The second clamping plate (82) is connected to the rear side of the first clamping plate (81) through a hinge;

the number of the lock bolts (83) is two, the lock bolts are respectively and fixedly connected to the upper end and the lower end of the front side of the second clamping plate (82), the lock bolts (83) are inserted into the grooves of the first clamping plate (81), and the middle part of each lock bolt (83) is provided with a positioning hole (84);

And the blocking component (85) is arranged on the front side of the first clamping plate (81) along the up-down direction, and the second clamping plate (82) is positioned by matching the blocking component (85) with the lock tongue (83).

4. An electrocardiogram lead positioning tape according to claim 3, wherein the inner walls of the first clamping plate (81) and the second clamping plate (82) are provided with anti-slip ridges from top to bottom.

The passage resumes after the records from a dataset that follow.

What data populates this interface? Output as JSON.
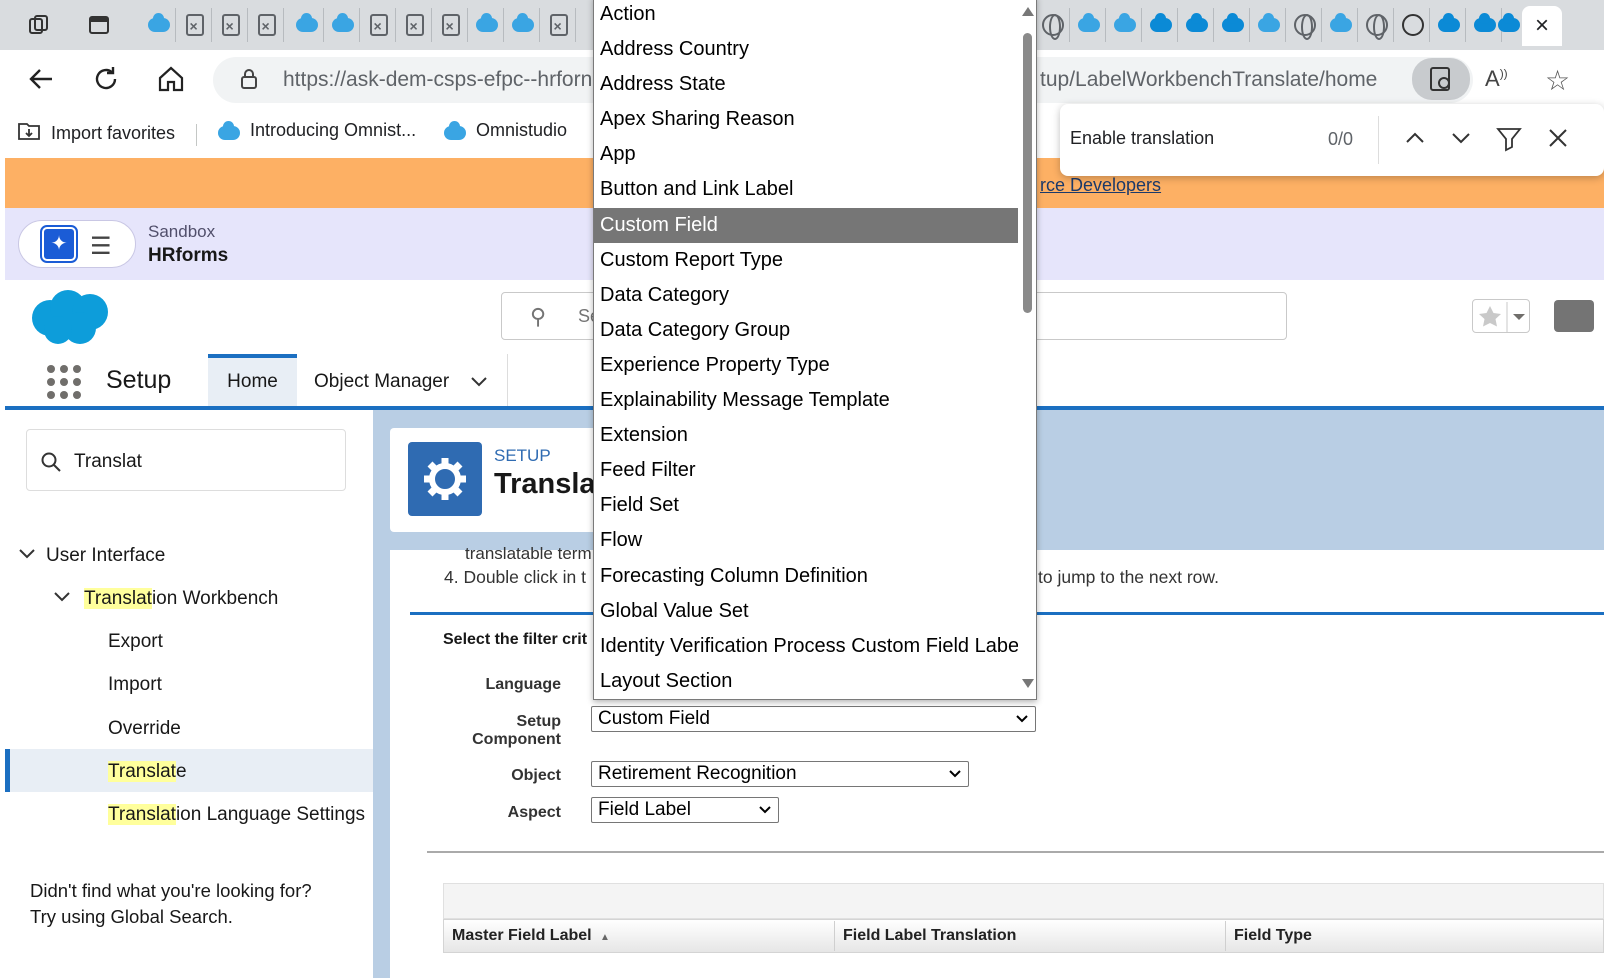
{
  "browser": {
    "url_visible_left": "https://ask-dem-csps-efpc--hrforn",
    "url_visible_right": "tup/LabelWorkbenchTranslate/home",
    "active_tab_close": "×",
    "favorites": [
      "Import favorites",
      "Introducing Omnist...",
      "Omnistudio"
    ],
    "find": {
      "query": "Enable translation",
      "count": "0/0"
    }
  },
  "banner": {
    "link_text": "rce Developers"
  },
  "sandbox": {
    "label": "Sandbox",
    "name": "HRforms"
  },
  "sf_header": {
    "search_placeholder": "Se"
  },
  "setup_nav": {
    "title": "Setup",
    "tabs": [
      "Home",
      "Object Manager"
    ]
  },
  "sidebar": {
    "quick_find": "Translat",
    "tree": {
      "user_interface": "User Interface",
      "workbench_hl": "Translat",
      "workbench_rest": "ion Workbench",
      "export": "Export",
      "import": "Import",
      "override": "Override",
      "translate_hl": "Translat",
      "translate_rest": "e",
      "lang_settings_hl": "Translat",
      "lang_settings_rest": "ion Language Settings"
    },
    "not_found_line1": "Didn't find what you're looking for?",
    "not_found_line2": "Try using Global Search."
  },
  "page_header": {
    "eyebrow": "SETUP",
    "title": "Transla"
  },
  "instructions": {
    "line3_partial": "translatable term",
    "line4_start": "4. Double click in t",
    "line4_end": "to jump to the next row."
  },
  "filter": {
    "title": "Select the filter crit",
    "language_label": "Language",
    "component_label_1": "Setup",
    "component_label_2": "Component",
    "component_value": "Custom Field",
    "object_label": "Object",
    "object_value": "Retirement Recognition",
    "aspect_label": "Aspect",
    "aspect_value": "Field Label"
  },
  "table": {
    "columns": [
      "Master Field Label",
      "Field Label Translation",
      "Field Type"
    ]
  },
  "dropdown": {
    "selected": "Custom Field",
    "options": [
      "Action",
      "Address Country",
      "Address State",
      "Apex Sharing Reason",
      "App",
      "Button and Link Label",
      "Custom Field",
      "Custom Report Type",
      "Data Category",
      "Data Category Group",
      "Experience Property Type",
      "Explainability Message Template",
      "Extension",
      "Feed Filter",
      "Field Set",
      "Flow",
      "Forecasting Column Definition",
      "Global Value Set",
      "Identity Verification Process Custom Field Label",
      "Layout Section"
    ]
  }
}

5. An electrocardiogram lead positioning tape according to claim 3, wherein the locking assembly (85) comprises:

A limit housing (851) installed at the front side of the first clamping plate (81) along the up-down direction;

The push-pull plate (852) can be inserted into the inner cavity of the limit shell (851) in a back-and-forth sliding manner;

The number of the springs (853) is two, and the springs are respectively arranged at the upper end and the lower end of the front side of the push-pull plate (852);

The number of the clamping blocks (854) is two, the clamping blocks are respectively arranged at the upper end and the lower end of the rear side of the push-pull plate (852), and the clamping blocks (854) are inserted into the inner cavity of the positioning hole (84) under the elastic force of the spring (853).

6. The electrocardiogram lead positioning belt according to claim 5, wherein the rear side of the clamping block (854) is shaped as an inclined plane.